🤖 AI Summary
This work addresses the long-standing open problem of convergence and sample complexity in stochastic bilevel optimization: Can the optimal $O(1/varepsilon^2)$ sample complexity—matching that of single-level stochastic optimization—be achieved? To this end, we propose PnPBO, a plug-and-play single-loop framework that flexibly incorporates diverse stochastic gradient estimators (e.g., PAGE, ZeroSARAH) and introduces upper-level variable moving averaging for enhanced stability.

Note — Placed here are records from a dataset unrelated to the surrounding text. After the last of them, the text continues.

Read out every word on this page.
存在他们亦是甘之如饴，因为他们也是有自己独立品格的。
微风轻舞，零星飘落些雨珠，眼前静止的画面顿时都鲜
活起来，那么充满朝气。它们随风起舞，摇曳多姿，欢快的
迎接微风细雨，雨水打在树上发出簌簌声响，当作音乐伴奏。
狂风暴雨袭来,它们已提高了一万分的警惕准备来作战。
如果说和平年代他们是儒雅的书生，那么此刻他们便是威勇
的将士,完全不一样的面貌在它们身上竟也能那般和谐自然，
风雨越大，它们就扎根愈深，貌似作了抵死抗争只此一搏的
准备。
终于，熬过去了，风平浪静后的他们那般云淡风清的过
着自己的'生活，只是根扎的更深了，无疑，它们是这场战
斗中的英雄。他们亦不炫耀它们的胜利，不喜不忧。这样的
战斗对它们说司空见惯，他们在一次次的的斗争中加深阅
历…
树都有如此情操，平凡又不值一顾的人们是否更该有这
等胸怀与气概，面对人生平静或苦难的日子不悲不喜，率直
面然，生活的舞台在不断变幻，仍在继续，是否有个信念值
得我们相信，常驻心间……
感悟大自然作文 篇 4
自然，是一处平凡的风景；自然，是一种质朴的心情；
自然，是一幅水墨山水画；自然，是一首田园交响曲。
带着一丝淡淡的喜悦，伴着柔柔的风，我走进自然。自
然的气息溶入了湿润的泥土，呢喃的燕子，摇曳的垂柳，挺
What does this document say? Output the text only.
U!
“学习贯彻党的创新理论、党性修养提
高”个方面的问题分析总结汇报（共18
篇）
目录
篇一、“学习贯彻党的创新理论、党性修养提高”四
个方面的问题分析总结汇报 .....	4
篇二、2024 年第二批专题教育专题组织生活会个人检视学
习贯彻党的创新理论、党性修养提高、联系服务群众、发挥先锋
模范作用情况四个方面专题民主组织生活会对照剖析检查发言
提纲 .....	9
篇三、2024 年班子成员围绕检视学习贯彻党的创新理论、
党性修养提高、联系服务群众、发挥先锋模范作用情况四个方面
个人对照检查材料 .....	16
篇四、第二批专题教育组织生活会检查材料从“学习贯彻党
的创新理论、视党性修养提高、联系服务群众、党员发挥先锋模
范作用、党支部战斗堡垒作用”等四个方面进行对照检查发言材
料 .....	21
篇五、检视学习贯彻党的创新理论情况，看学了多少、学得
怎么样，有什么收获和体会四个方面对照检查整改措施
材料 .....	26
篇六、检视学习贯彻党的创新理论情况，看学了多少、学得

For the first time, we establish a unified convergence analysis accommodating both biased and unbiased gradient estimators, rigorously proving convergence to an $varepsilon$-stationary point with optimal $O(1/varepsilon^2)$ sample complexity. Empirical evaluations on hyperparameter optimization and data distillation demonstrate that PnPBO significantly outperforms existing methods, thereby resolving the fundamental question of whether bilevel optimization can achieve sample efficiency on par with its single-level counterpart.
📝 Abstract
Bilevel optimization has recently attracted significant attention in machine learning due to its wide range of applications and advanced hierarchical optimization capabilities. In this paper, we propose a plug-and-play framework, named PnPBO, for developing and analyzing stochastic bilevel optimization methods. This framework integrates both modern unbiased and biased stochastic estimators into the single-loop bilevel optimization framework introduced in [9], with several improvements. In the implementation of PnPBO, all stochastic estimators for different variables can be independently incorporated, and an additional moving average technique is applied when using an unbiased estimator for the upper-level variable. In the theoretical analysis, we provide a unified convergence and complexity analysis for PnPBO, demonstrating that the adaptation of various stochastic estimators (including PAGE, ZeroSARAH, and mixed strategies) within the PnPBO framework achieves optimal sample complexity, comparable to that of single-level optimization. This resolves the open question of whether the optimal complexity bounds for solving bilevel optimization are identical to those for single-level optimization. Finally, we empirically validate our framework, demonstrating its effectiveness on several benchmark problems and confirming our theoretical findings.